Las tonalidades de rosados acapararán luego la atención de Vila, apenas interrumpida por finas líneas en negro, algo que se puede ver en “Las lechadas rosas” (1963). “Es un color prácticamente inédito (el rosa) en la paleta de sus contemporáneos, que empieza a filtrar en los cuadros de Vila hasta volverse elemento constante y preponderante”, así como las manchas contundentes, elípticas, los moños y los arabescos, observó Boglione.

Según el curador, el rosa es ajeno al informalismo de ese período y, a su vez, es una “novedad cromática en el ambiente uruguayo”. Pudo surgir de la influencia del pop art, algo que se hace notorio sobre el final de la muestra con la presencia también de amarillos y rojos, que llegan hasta el borravino. Pero también hay una referencia inevitable al cuerpo, señaló Boglione, y lo relacionó con el gusto de Vila por la interacción física, que demostró con sus performances. “Hay para mí una senda incluso erótica”, con “la textura casi epitelial del papel seda”, que introdujo en sus collages, agregó.

En 1964 hay un quiebre en la obra de Vila: adopta el vinílico, que no dejará jamás, así como el papel, en especial el seda. En este momento, “las formas se transforman en ideogramas distorsionados, inquietos y mudos. Entra también la política con más fuerza, algo raro en la abstracción”, narró Boglione.

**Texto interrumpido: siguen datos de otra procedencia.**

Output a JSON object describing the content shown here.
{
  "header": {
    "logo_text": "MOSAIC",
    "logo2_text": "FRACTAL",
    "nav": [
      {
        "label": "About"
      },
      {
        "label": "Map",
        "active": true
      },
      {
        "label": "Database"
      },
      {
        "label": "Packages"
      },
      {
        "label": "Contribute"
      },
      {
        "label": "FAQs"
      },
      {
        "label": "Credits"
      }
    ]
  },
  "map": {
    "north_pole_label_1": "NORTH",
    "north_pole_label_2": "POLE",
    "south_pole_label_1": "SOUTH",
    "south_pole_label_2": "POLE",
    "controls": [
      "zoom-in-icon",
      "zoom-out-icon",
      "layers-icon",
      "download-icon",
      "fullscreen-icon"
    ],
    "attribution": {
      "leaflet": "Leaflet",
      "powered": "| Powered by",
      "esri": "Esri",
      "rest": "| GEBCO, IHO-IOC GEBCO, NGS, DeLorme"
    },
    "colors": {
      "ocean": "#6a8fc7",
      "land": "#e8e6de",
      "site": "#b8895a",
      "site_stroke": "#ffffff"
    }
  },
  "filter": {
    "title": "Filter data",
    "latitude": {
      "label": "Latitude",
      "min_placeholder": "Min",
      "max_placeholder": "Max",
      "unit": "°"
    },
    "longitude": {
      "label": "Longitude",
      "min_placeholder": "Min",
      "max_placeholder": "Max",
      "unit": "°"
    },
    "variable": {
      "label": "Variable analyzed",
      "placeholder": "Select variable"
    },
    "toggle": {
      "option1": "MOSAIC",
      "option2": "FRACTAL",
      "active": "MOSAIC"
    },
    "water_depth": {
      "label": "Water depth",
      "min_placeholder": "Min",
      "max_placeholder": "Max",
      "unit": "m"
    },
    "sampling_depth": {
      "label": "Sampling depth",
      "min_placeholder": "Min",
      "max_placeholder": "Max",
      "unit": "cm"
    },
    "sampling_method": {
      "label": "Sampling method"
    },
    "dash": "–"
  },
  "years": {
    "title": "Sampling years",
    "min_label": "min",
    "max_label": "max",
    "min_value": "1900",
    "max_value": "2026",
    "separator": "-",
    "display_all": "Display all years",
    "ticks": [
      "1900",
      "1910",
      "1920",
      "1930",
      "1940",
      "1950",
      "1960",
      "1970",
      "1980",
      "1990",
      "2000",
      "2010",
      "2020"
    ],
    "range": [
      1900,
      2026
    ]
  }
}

Luego llegan los “Móviles metafóricos” o polípticos, que “físicamente pueden relatarnos historia germinal y vital” e, “intelectualmente, lo que cabe entre la vida y la muerte, en comunión, en marcha hacia el mañana, hacia el total”, escribió Vila sobre esta parte de su obra. Y agregó: “El dolor seco del conocimiento intelectual de los fracasos o de las (a veces) fuerzas decrecientes de la justicia para con los movimiento de liberación; sumado a la impotencia... ¡hasta cuándo Vietnam!”.

En “Napalm” (1965) y “Paisaje liberación II” (1966) se observa el ardor de la artista por la guerra de Vietnam. Las formas en tonos cálidos se entrelazan, se doblan creando a veces formas de semillas o de vulvas sobre el vacío blanco del lienzo, que se contraponen al vinílico negro de las espoletas de las bombas que caen con formas de cúpula o de senos con pezones de aguja. En secuencia se transforman en misiles y abajo revientan resortes, vuelan los pedazos de cosas mecánicas. La fragmentación no sólo de las imágenes, sino también de la propia materia de los cuadros, dividida en partes, es una invitación al espectador a involucrarse con la obra artística, pero también sugiere la necesidad de encontrar orden dentro del caos de una realidad que se desborda.